恩師・夏目漱石と移民の父・上塚周平=五高時代の写真見つかる=作句も影響を受ける

6月23日(木)

 【東京支社】昨年十二月十一日、熊本県川尻で病院経営をする上塚周平の甥・上塚昭逸さんを清田日本フェアートレード委員会・清田和之さんとニッケイ新聞東京支社の藤崎康夫支社長が訪れた。その時、昭和逸さんは「以前、わが家には夏目漱石と大叔父周平が写っている写真がありましたが、今はどこにあるかわかりません」と語っていた。二人はこのほど、熊本市坪井の夏目漱石記念館を訪ね、写真を発見、昭逸さんが確認、所蔵側の複製許可を得て公表した。
 上塚周平は、ブラジル移民の生活、またその心情をうたった多くの俳句を残した俳人でもあった。
 夏目漱石は一八九六(明治二十九)年、第五高等学校(現在の熊本大学)の英語教師として来熊し、一九〇〇(明治三十三)年八月まで滞在している。
 夏目はこの時期、正岡子規に、教師を辞めて文学者としての道を歩きたい、という胸中を手紙で知らせている。

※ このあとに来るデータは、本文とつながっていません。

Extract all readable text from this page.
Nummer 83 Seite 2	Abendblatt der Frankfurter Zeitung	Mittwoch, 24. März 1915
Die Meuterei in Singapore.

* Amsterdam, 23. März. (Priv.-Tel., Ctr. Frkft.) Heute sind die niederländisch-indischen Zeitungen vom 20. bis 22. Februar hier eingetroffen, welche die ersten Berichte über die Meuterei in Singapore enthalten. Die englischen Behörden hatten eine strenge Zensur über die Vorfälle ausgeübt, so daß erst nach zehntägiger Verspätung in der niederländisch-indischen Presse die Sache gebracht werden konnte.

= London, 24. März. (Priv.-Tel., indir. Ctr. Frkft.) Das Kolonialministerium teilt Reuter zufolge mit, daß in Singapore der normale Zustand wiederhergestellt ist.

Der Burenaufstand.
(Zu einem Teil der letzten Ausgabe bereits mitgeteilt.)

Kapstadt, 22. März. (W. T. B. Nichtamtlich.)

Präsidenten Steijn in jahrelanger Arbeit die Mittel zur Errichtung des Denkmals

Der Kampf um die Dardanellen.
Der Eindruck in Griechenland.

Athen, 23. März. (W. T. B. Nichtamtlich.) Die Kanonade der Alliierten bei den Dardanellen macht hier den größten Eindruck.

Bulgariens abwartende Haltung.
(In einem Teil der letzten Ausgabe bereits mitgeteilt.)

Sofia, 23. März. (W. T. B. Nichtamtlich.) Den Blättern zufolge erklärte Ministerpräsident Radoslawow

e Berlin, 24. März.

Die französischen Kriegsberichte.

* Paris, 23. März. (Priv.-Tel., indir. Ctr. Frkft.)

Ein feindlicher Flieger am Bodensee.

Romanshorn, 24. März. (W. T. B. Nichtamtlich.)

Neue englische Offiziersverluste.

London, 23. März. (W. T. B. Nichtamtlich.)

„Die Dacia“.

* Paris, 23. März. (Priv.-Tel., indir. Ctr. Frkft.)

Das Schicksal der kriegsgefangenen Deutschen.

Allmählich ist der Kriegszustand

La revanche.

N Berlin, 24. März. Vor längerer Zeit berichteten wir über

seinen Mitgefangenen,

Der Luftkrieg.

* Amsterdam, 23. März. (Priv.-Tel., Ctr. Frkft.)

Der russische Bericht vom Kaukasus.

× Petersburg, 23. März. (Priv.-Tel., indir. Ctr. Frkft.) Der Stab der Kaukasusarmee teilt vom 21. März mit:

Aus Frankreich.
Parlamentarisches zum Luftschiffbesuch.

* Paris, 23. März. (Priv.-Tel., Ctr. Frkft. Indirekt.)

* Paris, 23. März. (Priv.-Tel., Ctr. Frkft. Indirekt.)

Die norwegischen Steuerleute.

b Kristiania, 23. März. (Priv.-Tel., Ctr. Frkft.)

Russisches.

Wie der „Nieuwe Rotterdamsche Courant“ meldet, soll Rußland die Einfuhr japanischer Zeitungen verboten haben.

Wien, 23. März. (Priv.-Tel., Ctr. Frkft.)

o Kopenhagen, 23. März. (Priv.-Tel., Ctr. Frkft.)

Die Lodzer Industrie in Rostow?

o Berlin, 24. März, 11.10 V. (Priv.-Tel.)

 五高で夏目は教鞭をとるかたわら、俳人として五高の生徒たちと近代俳句の会「紫シ氾溟吟社」を結成した。周平の俳句は、この恩師夏目の影響を受けている。
 そのことからも、上塚が夏目と写る写真は貴重である。清田さんは、「もしかしたら夏目漱石記念館(内坪井旧居)にあるのでは」といい、二人で同記念館を訪れ、同写真を見つけた。上塚周平の甥・上塚靖樹(昭逸の父)により、同記念館に寄付されていたのである。
 この写真撮影のあと、夏目は熊本を去り、イギリスに留学した。
 写真の存在は確認したが、上塚周平の確認の必要と所蔵者の複製許可を得るため、このときは同写真の公表をしなかったが、このたび清田さんにより、上塚昭逸さんに確認してもらい、同記念館の複写許可も得た。
 この同写真が撮影された場所・建物は、現在も熊本大学の校内にそのままの姿で残されている。写真に写っているマキの木も百年余の歳月を経て、堂々した樹木となっていた。